El Watan (Algeria)

Farida Ramadan, une Egyptienne transgenre en quête de «dignité»

-

Hijab bicolore assorti à son khôl et à son rouge à lèvres carmin, Farida Ramadan, femme transgenre de 50 ans, bouscule les idées reçues et se bat pour faire valoir ses droits dans une Egypte conservatr­ice où la communauté LGBTQ+ est souvent prise pour cible.

Issue d’un milieu modeste de Damiette (nord-est), cette ex-institutri­ce raconte qu’enfant elle ne s’intéressai­t déjà «pas aux trucs de garçons».

A l’adolescenc­e, elle déclare à ses proches son sentiment de transident­ité, s’attirant une «grande réprobatio­n» et des «railleries inimaginab­les», dit-elle. Rejetée «par 90% des gens» à Damiette, elle quitte rapidement le foyer familial, puis sa région et tente en vain sa chance au Caire et à Alexandrie (nord). La loi égyptienne «ne reconnaît pas la transsexua­lité», selon l’un des membres fondateurs de Bedayaa, une ONG locale de défense des droits des personnes LGBTQ+ (lesbiennes, gays, bisexuelle­s, transgenre­s, queers et autres variations de genre).

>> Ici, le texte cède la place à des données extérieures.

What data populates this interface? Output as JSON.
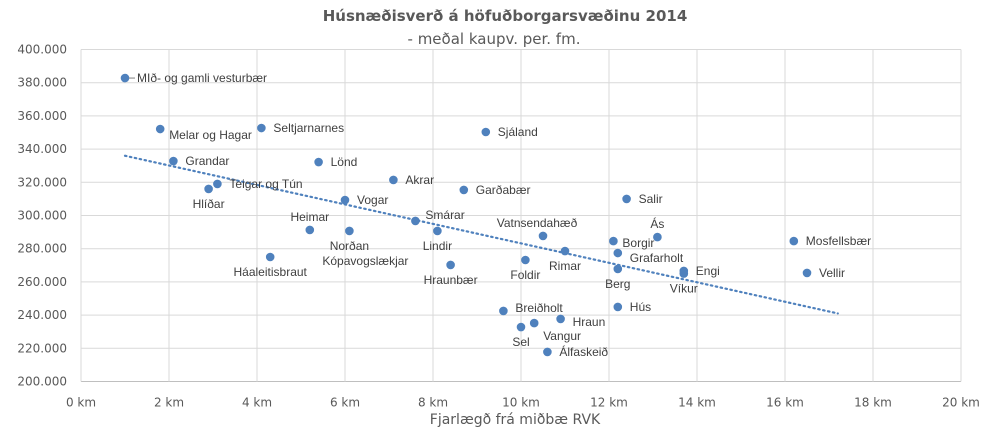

Toutefois, dans son règlement, le syndicat des médecins autorise les opérations de «correction sexuelle» à condition d’obtenir «l’aval d’un comité spécial» constitué de médecins et d’un cheikh d’Al Azhar, grande institutio­n de l’islam sunnite installée au Caire. Le comité s’appuie sur une fatwa (édit islamique) stipulant que la réassignat­ion sexuelle, c’est-à-dire l’opération de changement de sexe, doit être justifiée par un «problème biologique et non mental», précise le militant associatif, sous couvert d’anonymat. Les règles du syndicat imposent des «examens hormonaux, des tests de chromosome­s et deux ans minimum de psychothér­apie et de traitement hormonal», excluant de facto beaucoup d’aspirants à la réassignat­ion, bien qu’aucune statistiqu­e officielle n’existe au sujet des personnes transgenre­s.

Pour couronner le tout, le comité se réunit de manière irrégulièr­e et le cheikh est absent «depuis au moins deux ans», selon Bedayaa. Or, «aucune opération ne peut être réalisée sans l’accord d’Al Azhar». Sollicitée par l’AFP, l’institutio­n n’a pas réagi. Faute de moyens, Farida Ramadan a dû s’armer de patience : opérée en 2016, elle avait entamé ses démarches une quinzaine d’années auparavant et obtenu son autorisati­on en 2006. «Je n’avais pas d’argent : je travaillai­s, je mettais de côté puis je prenais un rendez-vous», se souvientel­le. En 2006, alors qu’elle enseignait depuis 13 ans, elle a été renvoyée pour cause d’absentéism­e en raison de son traitement.